Galina, die Tapfere
Als
die deutsche Wehrmacht am 22. Juni 1941 die Sowjetunion überfiel, studierte Galina Romanowa an der Medizinischen Fakultät der Universität Dnepropetrowsk. Die 22-Jährige stammte aus einem ukrainischen Dorf, ihr Vater war Schmied. 1937 waren die Eltern von Stalins Häschern wegen »konterrevolutionärer Tätigkeit« verhaftet, der Vater kurz darauf erschossen worden. Die Mutter kam nach siebenmonatiger Haft frei. Galina wurde als »Tochter eines Volksfeindes« aus dem Komsomol ausgeschlossen. Trotzdem konnte sie eine medizinische Fachschule absolvieren, bevor sie sich an der Uni immatrikulierte.
Nach der Besetzung der Ukraine durch die Wehrmacht erhielt Galina ihr Diplom als Ärztin. Sie wurde vom Fleck weg für die Arbeit in Deutschland »angeworben«, da dort Ärzte für die Zwangsarbeiterlager benötigt wurden. Am 1. Juli 1942 kam sie mit weiteren 108 Kollegen und Kolleginnen in Deutschland an. Nach einem Crashkurs an der Universität Jena, der sie mit »deutschen Verhältnissen« vertraut machen sollte, wurde sie zunächst für vier Monate in Wildau am Rand von Berlin in einem »Ostarbeiter«-Lager der Firma Schwartzkopf eingesetzt. Im Dezember 1942 schickte man sie nach Oranienburg, wo sie für mehrere Lager zuständig war.
Gegenüber ihren wie Sklaven gehaltenen Landsleuten war sie privilegiert, auch wenn sie nur etwa 120 Reichsmark im Monat verdiente. Zunächst lebte sie bei einer deutschen Familie, von der sie gut behandelt wurde. In Oranienburg war sie dann an ihrem Arbeitsplatz im Lager untergebracht. Das Elend der Zwangsarbeiter erschütterte sie. Sie befreundete sich mit einem sieben Jahre älteren Techniker, Nikolai Romanenko, über den sie später den Physiker Konstantin Shadkewitsch, einen Exilrussen, kennenlernte. Die beiden bezogen sie in die illegale Arbeit ein.
Shadkewitsch hatte Verbindung zu einigen deutschen Intellektuellen um den Chemiker Robert Havemann, die sich im Frühjahr 1943 unter dem Namen »Europäische Union« zusammenschlossen. Sie wollten möglichst viele Mitstreiter an sich binden. Galina versuchte mit wenig Erfolg, unter den Zwangsarbeitern dafür zu werben. Die Gruppe verbreitete Flugblätter und half jüdischen Verfolgten. Doch bald schlug die Gestapo zu. Shadkewitsch wurde am 4. Oktober 1943 verhaftet und legte ein umfassendes Geständnis ab.
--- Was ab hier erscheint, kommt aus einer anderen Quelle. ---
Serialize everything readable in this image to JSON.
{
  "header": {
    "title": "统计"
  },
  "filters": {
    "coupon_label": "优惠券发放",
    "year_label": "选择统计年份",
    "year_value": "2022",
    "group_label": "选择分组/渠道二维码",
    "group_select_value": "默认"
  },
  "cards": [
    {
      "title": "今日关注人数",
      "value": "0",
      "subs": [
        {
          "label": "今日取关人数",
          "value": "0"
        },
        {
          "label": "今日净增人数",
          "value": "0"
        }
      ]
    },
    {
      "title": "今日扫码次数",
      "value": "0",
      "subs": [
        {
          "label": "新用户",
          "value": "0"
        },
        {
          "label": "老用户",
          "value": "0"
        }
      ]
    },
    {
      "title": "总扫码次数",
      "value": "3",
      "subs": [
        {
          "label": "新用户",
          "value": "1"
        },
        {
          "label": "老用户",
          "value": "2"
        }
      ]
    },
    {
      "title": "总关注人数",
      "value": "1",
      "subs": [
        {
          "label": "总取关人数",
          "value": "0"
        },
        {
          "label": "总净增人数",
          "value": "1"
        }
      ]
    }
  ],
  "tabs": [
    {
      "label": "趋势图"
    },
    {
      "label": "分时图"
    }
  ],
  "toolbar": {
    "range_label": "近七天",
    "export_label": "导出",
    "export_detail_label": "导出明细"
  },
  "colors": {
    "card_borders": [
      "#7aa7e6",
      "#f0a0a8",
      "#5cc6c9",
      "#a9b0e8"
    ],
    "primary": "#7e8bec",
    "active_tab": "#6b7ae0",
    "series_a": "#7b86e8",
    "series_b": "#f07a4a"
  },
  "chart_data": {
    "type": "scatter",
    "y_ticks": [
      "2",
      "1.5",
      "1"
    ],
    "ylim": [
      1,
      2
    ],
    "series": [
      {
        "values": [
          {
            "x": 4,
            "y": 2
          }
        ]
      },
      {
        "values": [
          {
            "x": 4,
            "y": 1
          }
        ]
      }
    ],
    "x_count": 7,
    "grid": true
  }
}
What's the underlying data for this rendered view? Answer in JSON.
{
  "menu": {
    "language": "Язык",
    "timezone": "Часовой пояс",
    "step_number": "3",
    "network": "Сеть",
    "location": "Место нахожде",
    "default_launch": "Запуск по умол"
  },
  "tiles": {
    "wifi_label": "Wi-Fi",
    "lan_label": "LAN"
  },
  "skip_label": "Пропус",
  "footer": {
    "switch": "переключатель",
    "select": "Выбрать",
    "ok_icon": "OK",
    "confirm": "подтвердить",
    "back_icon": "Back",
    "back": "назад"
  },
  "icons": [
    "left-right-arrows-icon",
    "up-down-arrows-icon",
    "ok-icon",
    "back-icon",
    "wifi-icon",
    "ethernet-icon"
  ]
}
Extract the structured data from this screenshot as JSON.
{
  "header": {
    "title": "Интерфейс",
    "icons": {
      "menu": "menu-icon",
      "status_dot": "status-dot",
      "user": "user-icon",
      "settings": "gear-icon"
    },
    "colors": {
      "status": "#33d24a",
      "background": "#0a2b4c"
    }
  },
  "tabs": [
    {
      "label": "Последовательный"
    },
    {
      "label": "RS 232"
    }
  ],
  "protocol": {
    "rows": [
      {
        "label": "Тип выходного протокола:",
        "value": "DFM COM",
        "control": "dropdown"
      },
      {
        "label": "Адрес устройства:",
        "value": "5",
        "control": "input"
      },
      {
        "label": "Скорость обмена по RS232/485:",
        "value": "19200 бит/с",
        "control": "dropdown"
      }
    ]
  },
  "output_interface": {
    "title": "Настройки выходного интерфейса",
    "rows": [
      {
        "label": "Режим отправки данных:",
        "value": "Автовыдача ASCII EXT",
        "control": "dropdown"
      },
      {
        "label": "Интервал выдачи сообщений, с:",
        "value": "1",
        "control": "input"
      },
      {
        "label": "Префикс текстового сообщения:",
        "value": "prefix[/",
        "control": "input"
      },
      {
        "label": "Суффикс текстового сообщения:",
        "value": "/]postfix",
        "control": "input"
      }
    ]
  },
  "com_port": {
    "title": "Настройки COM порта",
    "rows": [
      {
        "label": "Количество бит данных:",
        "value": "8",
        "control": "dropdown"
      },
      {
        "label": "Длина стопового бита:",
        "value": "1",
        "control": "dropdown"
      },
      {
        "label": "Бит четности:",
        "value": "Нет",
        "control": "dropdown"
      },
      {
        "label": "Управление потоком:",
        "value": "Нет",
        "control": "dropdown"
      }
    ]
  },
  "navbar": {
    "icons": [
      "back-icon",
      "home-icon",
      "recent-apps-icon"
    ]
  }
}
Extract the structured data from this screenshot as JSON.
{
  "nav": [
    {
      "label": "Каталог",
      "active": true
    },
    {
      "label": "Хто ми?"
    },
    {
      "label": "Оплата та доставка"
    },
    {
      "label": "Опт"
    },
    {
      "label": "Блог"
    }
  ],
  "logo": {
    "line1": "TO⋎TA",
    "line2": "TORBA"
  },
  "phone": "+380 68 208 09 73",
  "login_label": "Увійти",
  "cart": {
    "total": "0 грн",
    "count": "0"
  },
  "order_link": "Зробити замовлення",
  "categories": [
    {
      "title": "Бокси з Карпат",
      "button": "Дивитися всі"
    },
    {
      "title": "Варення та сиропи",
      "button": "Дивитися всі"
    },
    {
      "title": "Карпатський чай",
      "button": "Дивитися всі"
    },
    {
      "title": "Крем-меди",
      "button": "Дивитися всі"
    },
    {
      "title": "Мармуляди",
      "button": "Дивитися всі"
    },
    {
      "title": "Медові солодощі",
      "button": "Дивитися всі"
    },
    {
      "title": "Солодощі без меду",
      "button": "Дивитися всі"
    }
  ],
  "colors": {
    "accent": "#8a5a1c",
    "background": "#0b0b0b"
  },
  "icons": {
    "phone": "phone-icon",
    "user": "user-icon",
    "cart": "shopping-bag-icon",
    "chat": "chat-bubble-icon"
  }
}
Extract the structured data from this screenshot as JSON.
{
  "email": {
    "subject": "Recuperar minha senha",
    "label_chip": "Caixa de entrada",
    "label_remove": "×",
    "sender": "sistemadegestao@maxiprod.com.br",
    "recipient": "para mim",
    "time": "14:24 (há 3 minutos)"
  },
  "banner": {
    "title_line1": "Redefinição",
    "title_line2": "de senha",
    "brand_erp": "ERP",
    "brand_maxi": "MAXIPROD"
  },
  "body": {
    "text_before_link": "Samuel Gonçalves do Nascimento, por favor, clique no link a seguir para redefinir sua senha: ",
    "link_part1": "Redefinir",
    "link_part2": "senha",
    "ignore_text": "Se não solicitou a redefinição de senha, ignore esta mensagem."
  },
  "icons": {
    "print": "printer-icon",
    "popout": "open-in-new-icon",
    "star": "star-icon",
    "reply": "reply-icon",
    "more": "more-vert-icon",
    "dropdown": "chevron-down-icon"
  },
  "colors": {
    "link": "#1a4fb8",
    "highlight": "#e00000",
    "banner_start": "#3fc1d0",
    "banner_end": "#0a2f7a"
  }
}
Zwei Tage später wurden Galina und die anderen Beteiligten inhaftiert.
Die junge Ärztin versuchte hartnäckig alles zu leugnen. Im Schlussbericht der Gestapo heißt es, sie sei neben Shadkewitsch »zweifellos als der intelligenteste und gefährlichste Kopf der russischen Gruppe der › Europäischen Union‹ anzusehen«; sie sei »verschlagen und listig«. Galina wurde ebenso wie Shadkewitsch, Romanenko und weitere Mitglieder der »Europäischen Union« vom »Volksgerichtshof« zum Tode verurteilt. Ihre letzten Tage verbrachte sie im Berliner Frauengefängnis in der Barnimstraße. Dort verfasste sie noch ein Gnadengesuch auf Russisch.
Ihre letzten bekannten Zeilen stammen vom 18. August 1944, geschrieben auf die Rückseite eines Fotos ihrer Familie: »Ich würde Euch gern noch einmal sehen ... und dann wäre ich glücklich.« Und: »Liebe Mamotschka, lebe wohl.« 1967 wurde ihr in der Sowjetunion posthum die Tapferkeitsmedaille verliehen. In Dneprodserschinsk wurde eine Straße im Zentrum nach ihr benannt und auf einem Schulhof ein Denkmal für sie errichtet. Die Stadt Oranienburg hat 2014 am Ort ihrer früheren Tätigkeit eine Gedenktafel angebracht.